Person treating shock victim

Proper response to accidents results from good training and common sense. If an injury is minor, treat it immediately. If an injury is major, make the victim as comfortable and safe as possible until medical personnel arrive, assuming you have a way to call for help. Here are some proper responses to accidents that can occur while boating.

  • Shock: The seriously injured should be treated for shock by keeping the victim warm, still, and in a lying-down position until medical attention arrives. Elevate the feet several inches except in cases of head, neck, or back injury or hypothermia.
  • Bleeding: Bleeding usually can be controlled by applying direct pressure to the wound. If the bleeding is minor, apply first aid. If it is serious, apply a dressing, maintain direct pressure, and seek medical attention.
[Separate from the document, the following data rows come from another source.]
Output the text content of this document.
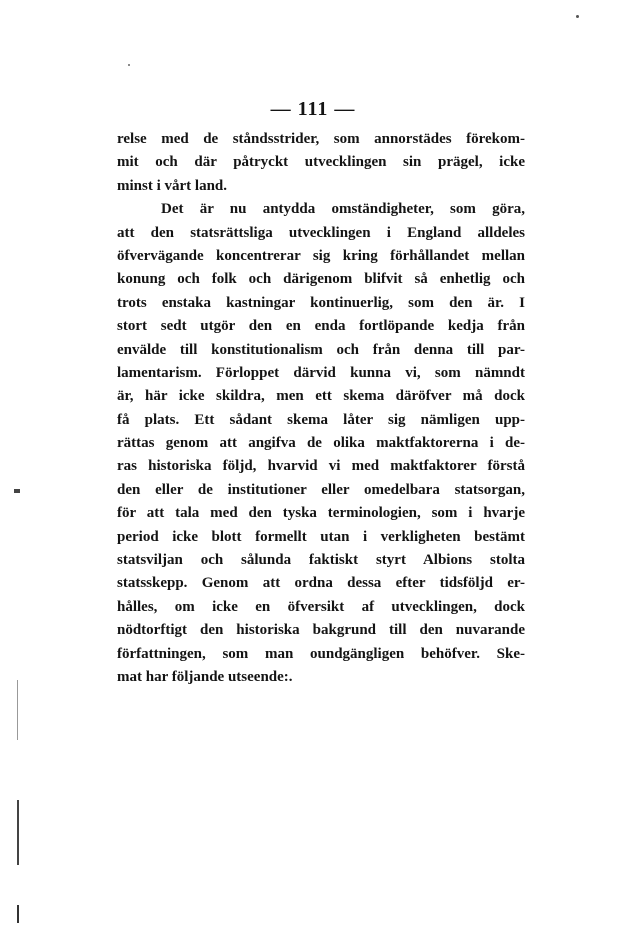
— 111 —
relse med de ståndsstrider, som annorstädes förekom-
mit och där påtryckt utvecklingen sin prägel, icke
minst i vårt land.
Det är nu antydda omständigheter, som göra,
att den statsrättsliga utvecklingen i England alldeles
öfvervägande koncentrerar sig kring förhållandet mellan
konung och folk och därigenom blifvit så enhetlig och
trots enstaka kastningar kontinuerlig, som den är. I
stort sedt utgör den en enda fortlöpande kedja från
envälde till konstitutionalism och från denna till par-
lamentarism. Förloppet därvid kunna vi, som nämndt
är, här icke skildra, men ett skema däröfver må dock
få plats. Ett sådant skema låter sig nämligen upp-
rättas genom att angifva de olika maktfaktorerna i de-
ras historiska följd, hvarvid vi med maktfaktorer förstå
den eller de institutioner eller omedelbara statsorgan,
för att tala med den tyska terminologien, som i hvarje
period icke blott formellt utan i verkligheten bestämt
statsviljan och sålunda faktiskt styrt Albions stolta
statsskepp. Genom att ordna dessa efter tidsföljd er-
hålles, om icke en öfversikt af utvecklingen, dock
nödtorftigt den historiska bakgrund till den nuvarande
författningen, som man oundgängligen behöfver. Ske-
mat har följande utseende:.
  • Burns: In cases of burns, the immediate goals are to relieve pain, prevent infection, and treat for shock. Immediately place minor burns in cold water and apply a dry bandage after the pain subsides. Seek medical attention for more severe burns.
  • Broken Bones: Seek medical assistance immediately for broken and dislocated bones. Apply temporary splints with care. An improper splint can result in lifelong disfigurement; lack of a splint can lead to hemorrhage, shock, or death.
  • Head, Neck, or Spinal Injury: In cases of head, neck, or spinal injuries, never move a victim more than is absolutely necessary. The water can provide excellent support until medical personnel arrive. If a victim must be moved, place him or her gently on a firm, full-length support.